Testimony on Federal Subsidies for Health Insurance and Policies to Reduce the Prices Paid by Commercial Insurers

The federal government subsidizes health insurance for most of the U.S. population through Medicare, Medicaid, and various tax provisions. Those provisions include allowing employers and employees to exclude payments for health insurance premiums from income and payroll taxes and providing premium tax credits that reduce what people pay for coverage through the marketplaces established under the Affordable Care Act (ACA). The Congressional Budget Office projected that in fiscal year 2023, those subsidies would amount to a net $1.8 trillion, equal to 7.0 percent of the nation’s gross domestic product.

Federal subsidies for health insurance are projected to total $25.0 trillion over the next 10 years. That total includes $11.7 trillion for Medicare, $6.3 trillion for Medicaid and the Children’s Health Insurance Program, $5.3 trillion for employment-based coverage, and $1.1 trillion for the nongroup marketplaces established under the ACA and the Basic Health Program.

If current laws continued without change, the average federal subsidy for a Medicare enrollee would grow at an average rate of 5 percent a year from 2023 to 2033, CBO projects. The average federal subsidy for an enrollee in an employment-based plan would grow by 7 percent a year, on average. The average subsidy per enrollee depends in part on the prices that insurers pay health care providers.

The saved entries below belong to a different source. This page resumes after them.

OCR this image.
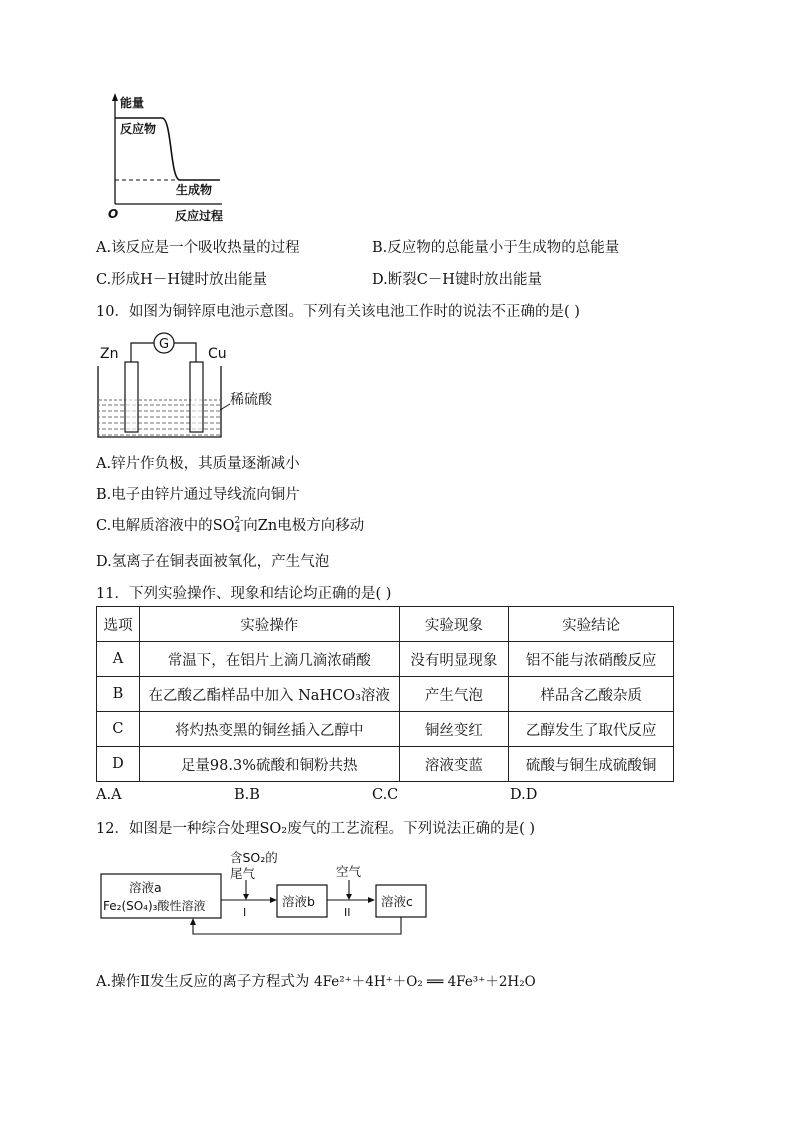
能量
反应物
生成物
O	反应过程
A.该反应是一个吸收热量的过程	B.反应物的总能量小于生成物的总能量
C.形成H－H键时放出能量	D.断裂C－H键时放出能量
10．如图为铜锌原电池示意图。下列有关该电池工作时的说法不正确的是( )
G
Zn	Cu
稀硫酸
A.锌片作负极，其质量逐渐减小
B.电子由锌片通过导线流向铜片
C.电解质溶液中的SO 2-
4 向Zn电极方向移动
D.氢离子在铜表面被氧化，产生气泡
11．下列实验操作、现象和结论均正确的是( )
选项	实验操作	实验现象	实验结论
A	常温下，在铝片上滴几滴浓硝酸	没有明显现象	铝不能与浓硝酸反应
B	在乙酸乙酯样品中加入 NaHCO₃溶液	产生气泡	样品含乙酸杂质
C	将灼热变黑的铜丝插入乙醇中	铜丝变红	乙醇发生了取代反应
D	足量98.3%硫酸和铜粉共热	溶液变蓝	硫酸与铜生成硫酸铜
A.A	B.B	C.C	D.D
12．如图是一种综合处理SO₂废气的工艺流程。下列说法正确的是( )
溶液a
Fe₂(SO₄)₃酸性溶液
含SO₂的
尾气
I
溶液b
空气
II
溶液c
A.操作Ⅱ发生反应的离子方程式为 4Fe²⁺＋4H⁺＋O₂ ══ 4Fe³⁺＋2H₂O
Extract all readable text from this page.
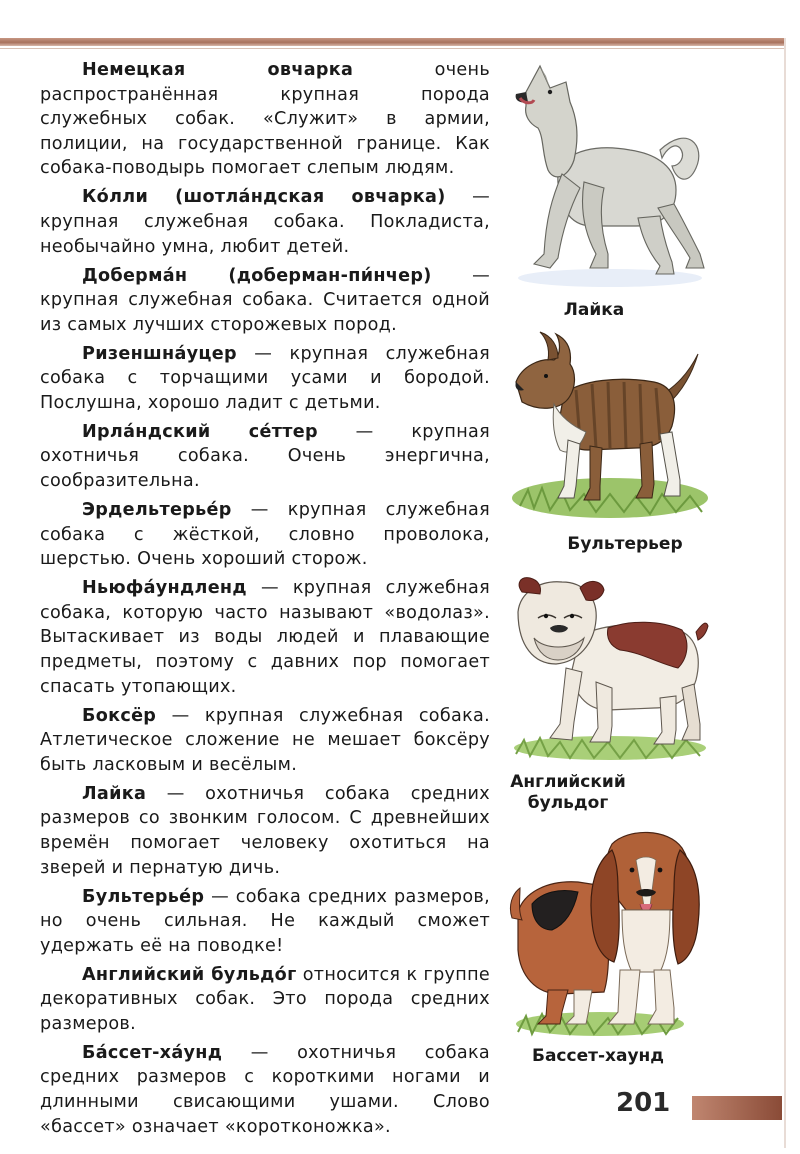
Немецкая овчарка очень распространённая крупная порода служебных собак. «Служит» в армии, полиции, на государственной границе. Как собака-поводырь помогает слепым людям.

Ко́лли (шотла́ндская овчарка) — крупная служебная собака. Покладиста, необычайно умна, любит детей.

Доберма́н (доберман-пи́нчер) — крупная служебная собака. Считается одной из самых лучших сторожевых пород.

Ризеншна́уцер — крупная служебная собака с торчащими усами и бородой. Послушна, хорошо ладит с детьми.

Ирла́ндский се́ттер — крупная охотничья собака. Очень энергична, сообразительна.

Эрдельтерье́р — крупная служебная собака с жёсткой, словно проволока, шерстью. Очень хороший сторож.

Ньюфа́ундленд — крупная служебная собака, которую часто называют «водолаз». Вытаскивает из воды людей и плавающие предметы, поэтому с давних пор помогает спасать утопающих.

Боксёр — крупная служебная собака. Атлетическое сложение не мешает боксёру быть ласковым и весёлым.

Лайка — охотничья собака средних размеров со звонким голосом. С древнейших времён помогает человеку охотиться на зверей и пернатую дичь.

Бультерье́р — собака средних размеров, но очень сильная. Не каждый сможет удержать её на поводке!

Английский бульдо́г относится к группе декоративных собак. Это порода средних размеров.

Ба́ссет-ха́унд — охотничья собака средних размеров с короткими ногами и длинными свисающими ушами. Слово «бассет» означает «коротконожка».

Лайка
Бультерьер
Английский бульдог
Бассет-хаунд
201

In recent years, the prices paid by commercial insurers have been higher, and have grown more rapidly, than the prices paid by the Medicare fee-for-service program.

Policies that would lower the prices that commercial insurers pay providers would reduce the federal budget deficit. And because subsidies for commercial insurance represent a significant portion of federal spending, even small reductions in commercial insurers’ prices would result in sizable deficit reduction.